What about theoretical research? There is very little that compares STV to other proportional voting methods. There is some (for instance, by the Metric Geometry and Gerrymandering Group) that compares multi-winner districts with STV to elections with single-winner districts, but there’s no evidence that the choice to use STV instead of another proportional voting method significantly affects their findings. Aside from studies that focus on a single arbitrarily-chosen proportional voting method, I don’t think there is actually more theoretical research on STV than on other proportional voting methods. There has been a lot of analysis of Approval-based proportional voting methods in terms of pass/fail criteria. (Granted, I don’t think very highly of the pass/fail approach.) Keith Edmonds has done simulations on Score-based proportional voting methods.

I’ll conclude with some of my own research on the electoral incentives that voting methods present to candidates.

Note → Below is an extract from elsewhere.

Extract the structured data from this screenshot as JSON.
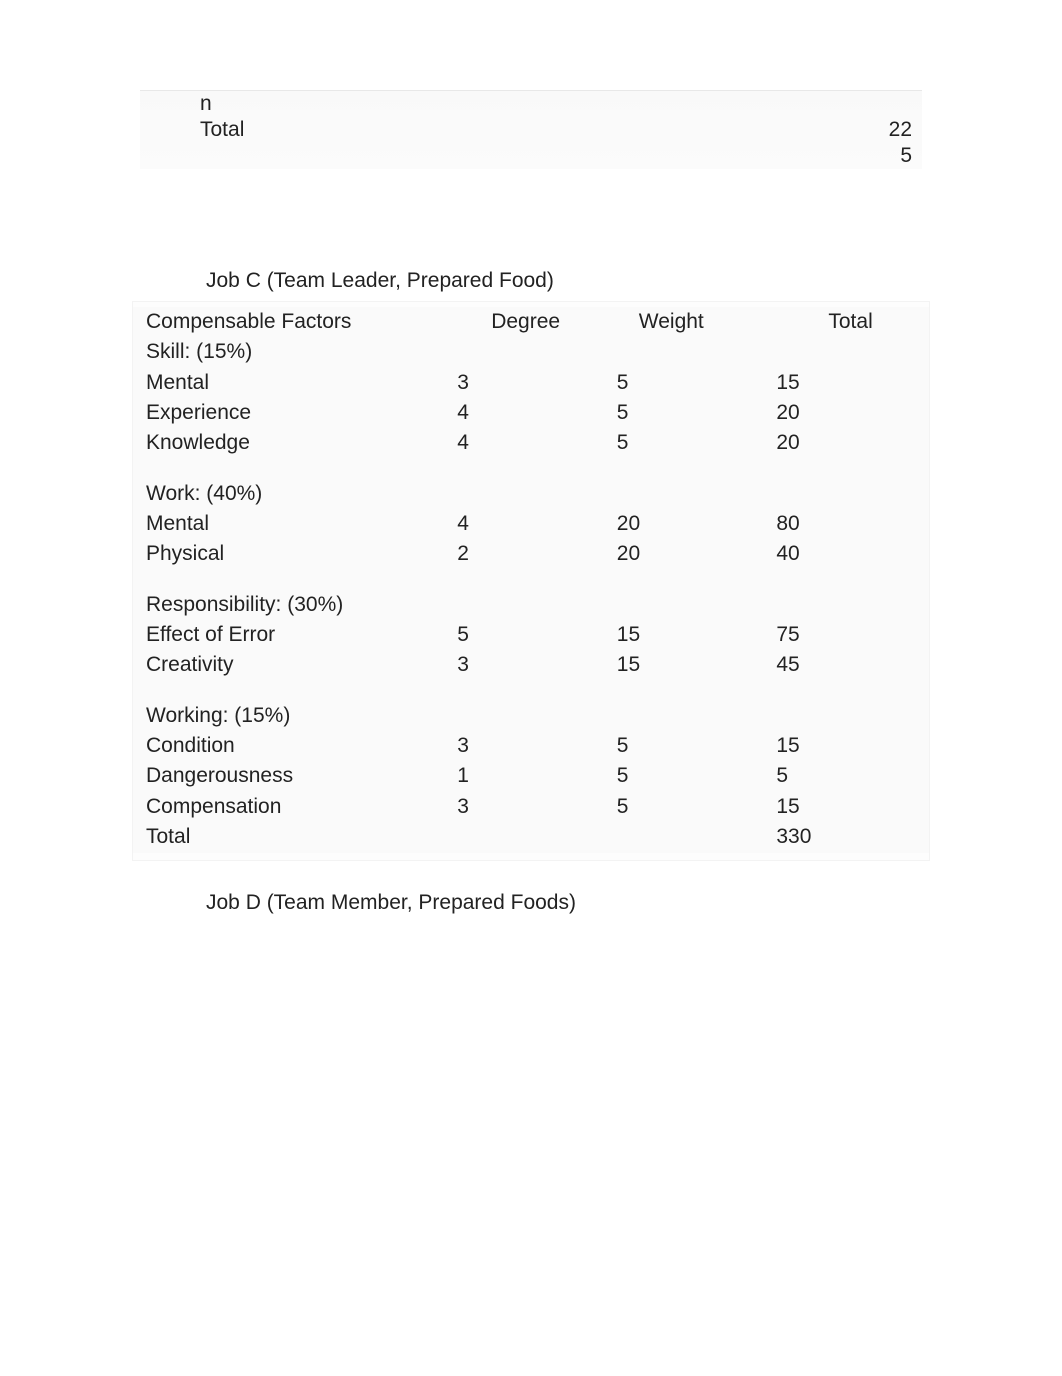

This chart compares STV to a Condorcet-based proportional voting method, STV-Minimax (and also to some other voting methods I won’t talk about). It shows that ordinary STV incentivizes candidates to care almost exclusively about voters who are relatively supportive of them, but that STV-Minimax incentivizes candidates to care a significant amount about everyone. Theoretical research comparing single-winner voting methods has shown that alternative voting methods can significantly outperform IRV. While there is nowhere near as much that compares multi-winner voting methods, this study suggests that other proportional voting methods can likewise outperform STV.